Nach dem Hochwasser 2013 war die Stadtverwaltung Dipps überfordert. Aber mit Hilfe von Fachleuten hat sie doch alles bewältigt. Es ging dabei um viel Geld.

Eines der letzten Bauvorhaben entlang des Reichstädter Bachs ist die neue Brücke an der Obercarsdorfer Straße. Ihr Bau kostete rund 400.000 Euro.
Eines der letzten Bauvorhaben entlang des Reichstädter Bachs ist die neue Brücke an der Obercarsdorfer Straße. Ihr Bau kostete rund 400.000 Euro. © Karl-Ludwig Oberthür

Ein Jahr nach dem Juni-Hochwasser 2013 war Dippoldiswalde das Sorgenkind im Landkreis. Die Stadt kam nicht hinterher, ihre Schäden zu erfassen und anzumelden. Dabei gab es die einmalige Chance, die Kosten für die Reparaturen und Instandsetzungen komplett von Bund und Land ersetzt zu bekommen. Sogar das Landratsamt schaltete sich ein, um der Dippser Verwaltung in die Spur zu helfen. Dipps drohte, Millionen Euro zu verlieren.

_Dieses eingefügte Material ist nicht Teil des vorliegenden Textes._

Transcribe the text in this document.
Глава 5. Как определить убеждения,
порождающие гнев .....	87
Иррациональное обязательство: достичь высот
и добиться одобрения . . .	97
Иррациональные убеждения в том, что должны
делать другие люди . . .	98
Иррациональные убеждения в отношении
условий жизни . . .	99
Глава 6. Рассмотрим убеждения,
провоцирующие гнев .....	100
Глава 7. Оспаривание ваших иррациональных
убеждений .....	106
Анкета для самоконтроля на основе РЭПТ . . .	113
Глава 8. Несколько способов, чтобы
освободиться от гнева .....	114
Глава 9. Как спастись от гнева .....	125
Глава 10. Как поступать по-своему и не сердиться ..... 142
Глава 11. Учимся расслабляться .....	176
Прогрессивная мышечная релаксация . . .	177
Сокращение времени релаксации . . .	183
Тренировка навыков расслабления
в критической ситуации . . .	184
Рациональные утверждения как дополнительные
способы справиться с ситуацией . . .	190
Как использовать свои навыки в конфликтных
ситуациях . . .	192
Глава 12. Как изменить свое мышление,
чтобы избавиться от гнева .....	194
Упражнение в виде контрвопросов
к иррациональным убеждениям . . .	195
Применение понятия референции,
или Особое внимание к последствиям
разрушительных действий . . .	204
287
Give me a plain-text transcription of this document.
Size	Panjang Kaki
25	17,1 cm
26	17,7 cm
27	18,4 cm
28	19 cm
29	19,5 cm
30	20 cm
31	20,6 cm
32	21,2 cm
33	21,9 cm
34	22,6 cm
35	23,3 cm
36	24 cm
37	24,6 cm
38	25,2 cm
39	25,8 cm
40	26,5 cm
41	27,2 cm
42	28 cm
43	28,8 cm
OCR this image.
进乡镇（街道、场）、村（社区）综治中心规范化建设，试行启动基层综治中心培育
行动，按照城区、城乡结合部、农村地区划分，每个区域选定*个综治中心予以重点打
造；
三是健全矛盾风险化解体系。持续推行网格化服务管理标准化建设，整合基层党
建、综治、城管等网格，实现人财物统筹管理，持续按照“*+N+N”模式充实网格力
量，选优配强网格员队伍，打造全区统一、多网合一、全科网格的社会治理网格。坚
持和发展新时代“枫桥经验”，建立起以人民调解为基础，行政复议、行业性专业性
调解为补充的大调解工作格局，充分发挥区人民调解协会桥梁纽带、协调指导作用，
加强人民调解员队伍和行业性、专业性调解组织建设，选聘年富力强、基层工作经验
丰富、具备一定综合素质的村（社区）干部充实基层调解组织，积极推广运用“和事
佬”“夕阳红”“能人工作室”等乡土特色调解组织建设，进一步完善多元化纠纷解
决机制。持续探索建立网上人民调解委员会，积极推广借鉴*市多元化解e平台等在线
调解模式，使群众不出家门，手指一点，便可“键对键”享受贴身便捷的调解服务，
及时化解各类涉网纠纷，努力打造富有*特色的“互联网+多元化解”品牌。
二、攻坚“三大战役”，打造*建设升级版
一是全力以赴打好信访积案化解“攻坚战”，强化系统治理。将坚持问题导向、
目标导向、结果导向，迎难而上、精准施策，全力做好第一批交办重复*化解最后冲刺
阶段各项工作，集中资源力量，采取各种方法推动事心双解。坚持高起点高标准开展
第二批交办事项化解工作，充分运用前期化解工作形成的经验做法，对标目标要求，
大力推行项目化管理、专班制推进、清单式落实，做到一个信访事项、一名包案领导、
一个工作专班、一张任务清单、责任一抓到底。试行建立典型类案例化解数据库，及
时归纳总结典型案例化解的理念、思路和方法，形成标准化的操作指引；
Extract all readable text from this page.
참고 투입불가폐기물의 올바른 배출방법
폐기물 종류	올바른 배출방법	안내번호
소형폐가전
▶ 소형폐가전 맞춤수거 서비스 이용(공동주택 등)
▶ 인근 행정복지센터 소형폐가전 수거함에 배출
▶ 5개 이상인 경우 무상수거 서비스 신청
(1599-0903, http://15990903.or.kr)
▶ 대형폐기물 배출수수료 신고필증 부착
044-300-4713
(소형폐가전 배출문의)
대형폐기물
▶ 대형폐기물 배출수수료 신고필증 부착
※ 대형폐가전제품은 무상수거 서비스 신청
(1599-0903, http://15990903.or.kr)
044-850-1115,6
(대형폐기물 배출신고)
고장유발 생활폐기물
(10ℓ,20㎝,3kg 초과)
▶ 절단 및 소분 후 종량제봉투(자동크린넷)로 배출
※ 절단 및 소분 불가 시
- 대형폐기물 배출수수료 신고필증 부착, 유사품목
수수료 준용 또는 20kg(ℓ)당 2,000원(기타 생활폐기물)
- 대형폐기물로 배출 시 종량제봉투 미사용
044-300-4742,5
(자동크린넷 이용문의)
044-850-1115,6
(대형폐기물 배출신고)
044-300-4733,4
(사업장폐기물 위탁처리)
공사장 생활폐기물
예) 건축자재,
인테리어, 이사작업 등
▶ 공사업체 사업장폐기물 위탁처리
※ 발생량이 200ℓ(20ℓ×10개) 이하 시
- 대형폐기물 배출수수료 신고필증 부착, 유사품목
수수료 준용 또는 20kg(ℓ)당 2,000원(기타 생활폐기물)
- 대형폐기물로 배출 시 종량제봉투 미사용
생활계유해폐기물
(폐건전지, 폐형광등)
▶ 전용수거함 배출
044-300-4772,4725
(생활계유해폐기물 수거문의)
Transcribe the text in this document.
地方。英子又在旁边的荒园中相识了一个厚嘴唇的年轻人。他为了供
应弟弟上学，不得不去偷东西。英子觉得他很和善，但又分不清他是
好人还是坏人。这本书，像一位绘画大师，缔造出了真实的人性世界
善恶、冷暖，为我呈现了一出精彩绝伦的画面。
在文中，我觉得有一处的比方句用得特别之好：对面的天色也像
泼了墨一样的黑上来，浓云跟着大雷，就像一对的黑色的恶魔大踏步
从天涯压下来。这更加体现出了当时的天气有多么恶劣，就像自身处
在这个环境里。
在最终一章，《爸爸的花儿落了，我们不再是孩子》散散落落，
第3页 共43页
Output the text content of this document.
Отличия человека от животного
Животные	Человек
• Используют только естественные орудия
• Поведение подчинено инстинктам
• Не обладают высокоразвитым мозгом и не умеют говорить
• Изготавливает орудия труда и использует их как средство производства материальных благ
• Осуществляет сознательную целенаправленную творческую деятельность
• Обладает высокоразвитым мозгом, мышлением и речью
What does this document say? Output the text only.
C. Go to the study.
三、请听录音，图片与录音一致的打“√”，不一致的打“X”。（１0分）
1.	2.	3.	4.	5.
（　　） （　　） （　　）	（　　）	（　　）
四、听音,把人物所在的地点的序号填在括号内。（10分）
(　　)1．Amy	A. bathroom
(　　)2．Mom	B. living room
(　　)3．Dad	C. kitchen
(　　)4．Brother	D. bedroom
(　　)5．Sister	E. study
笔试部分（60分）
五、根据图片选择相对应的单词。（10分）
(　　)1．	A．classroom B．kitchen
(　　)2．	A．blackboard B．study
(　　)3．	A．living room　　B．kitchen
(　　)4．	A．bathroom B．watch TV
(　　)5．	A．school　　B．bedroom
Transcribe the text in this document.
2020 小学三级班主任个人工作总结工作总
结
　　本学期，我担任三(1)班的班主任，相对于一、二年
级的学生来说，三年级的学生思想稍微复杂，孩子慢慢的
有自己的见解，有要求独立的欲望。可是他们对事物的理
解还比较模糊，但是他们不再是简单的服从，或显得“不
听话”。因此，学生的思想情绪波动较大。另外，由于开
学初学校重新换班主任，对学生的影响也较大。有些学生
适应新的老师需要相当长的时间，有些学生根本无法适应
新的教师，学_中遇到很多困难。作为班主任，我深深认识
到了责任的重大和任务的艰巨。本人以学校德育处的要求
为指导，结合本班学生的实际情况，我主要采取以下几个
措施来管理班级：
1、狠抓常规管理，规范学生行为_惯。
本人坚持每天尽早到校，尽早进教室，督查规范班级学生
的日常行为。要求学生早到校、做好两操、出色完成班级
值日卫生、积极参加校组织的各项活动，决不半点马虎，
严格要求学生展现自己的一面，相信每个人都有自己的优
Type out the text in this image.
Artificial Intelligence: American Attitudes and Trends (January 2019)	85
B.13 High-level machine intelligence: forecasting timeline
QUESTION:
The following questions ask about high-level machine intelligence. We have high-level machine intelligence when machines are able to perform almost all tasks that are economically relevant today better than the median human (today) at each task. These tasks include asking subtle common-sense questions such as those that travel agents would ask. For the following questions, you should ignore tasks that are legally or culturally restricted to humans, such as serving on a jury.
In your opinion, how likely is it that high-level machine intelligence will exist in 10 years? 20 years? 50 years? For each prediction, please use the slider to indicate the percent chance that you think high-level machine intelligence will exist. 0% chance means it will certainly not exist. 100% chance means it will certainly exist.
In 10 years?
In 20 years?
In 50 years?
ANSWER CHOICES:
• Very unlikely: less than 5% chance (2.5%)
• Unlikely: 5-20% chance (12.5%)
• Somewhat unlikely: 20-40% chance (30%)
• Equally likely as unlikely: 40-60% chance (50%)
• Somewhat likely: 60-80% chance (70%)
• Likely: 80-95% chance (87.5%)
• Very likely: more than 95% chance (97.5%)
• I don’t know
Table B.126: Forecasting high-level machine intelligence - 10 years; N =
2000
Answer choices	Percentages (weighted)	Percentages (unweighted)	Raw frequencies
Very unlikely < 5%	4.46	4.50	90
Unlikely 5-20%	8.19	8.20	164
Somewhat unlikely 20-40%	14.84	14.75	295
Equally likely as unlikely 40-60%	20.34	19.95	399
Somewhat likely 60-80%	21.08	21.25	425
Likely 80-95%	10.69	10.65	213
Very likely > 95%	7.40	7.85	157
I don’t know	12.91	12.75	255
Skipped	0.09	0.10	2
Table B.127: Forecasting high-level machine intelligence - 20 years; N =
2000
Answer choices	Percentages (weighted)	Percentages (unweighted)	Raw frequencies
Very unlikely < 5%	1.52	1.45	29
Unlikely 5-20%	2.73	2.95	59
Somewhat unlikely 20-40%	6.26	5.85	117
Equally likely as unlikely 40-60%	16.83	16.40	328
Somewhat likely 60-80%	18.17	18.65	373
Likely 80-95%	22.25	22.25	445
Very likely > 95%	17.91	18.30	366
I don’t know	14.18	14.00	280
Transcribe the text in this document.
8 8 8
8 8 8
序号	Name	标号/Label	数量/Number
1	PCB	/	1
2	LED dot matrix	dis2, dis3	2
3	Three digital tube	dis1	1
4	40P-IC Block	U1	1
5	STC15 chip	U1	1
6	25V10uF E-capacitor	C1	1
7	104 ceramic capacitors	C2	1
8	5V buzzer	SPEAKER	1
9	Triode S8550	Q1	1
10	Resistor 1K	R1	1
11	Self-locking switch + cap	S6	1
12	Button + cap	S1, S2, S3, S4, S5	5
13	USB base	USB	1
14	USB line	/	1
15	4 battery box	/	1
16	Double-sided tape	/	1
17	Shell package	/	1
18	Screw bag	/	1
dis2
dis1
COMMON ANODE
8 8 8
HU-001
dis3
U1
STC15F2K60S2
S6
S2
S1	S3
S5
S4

Ziemliches Verwaltungschaos

Heute lässt sich sagen, dass die Hochwasserarbeiten bis auf letzte Reste erfolgreich abgeschlossen sind. Wie hat die Stadt die Kurve gekriegt? Sie hat das Ingenieurbüro ICL engagiert, damit es die Bauarbeiten steuert. Seine Mitarbeiter haben im Frühjahr 2014 erst einmal ein "ziemliches Verwaltungschaos" vorgefunden und monatelang Akten zusammengesucht und geordnet, berichtet Stefan Kadler, der für das Dippser Projekt verantwortlich ist. ICL hatte zeitweise sieben Mitarbeiter in Dippoldiswalde eingesetzt. Diese hatten im Rathaus eigene Räume bezogen. Die Stadt hat auch ihre internen Abläufe so umgestellt, dass der Oberbürgermeister Aufträge direkt und ohne Zeitverlust unterschreiben konnte.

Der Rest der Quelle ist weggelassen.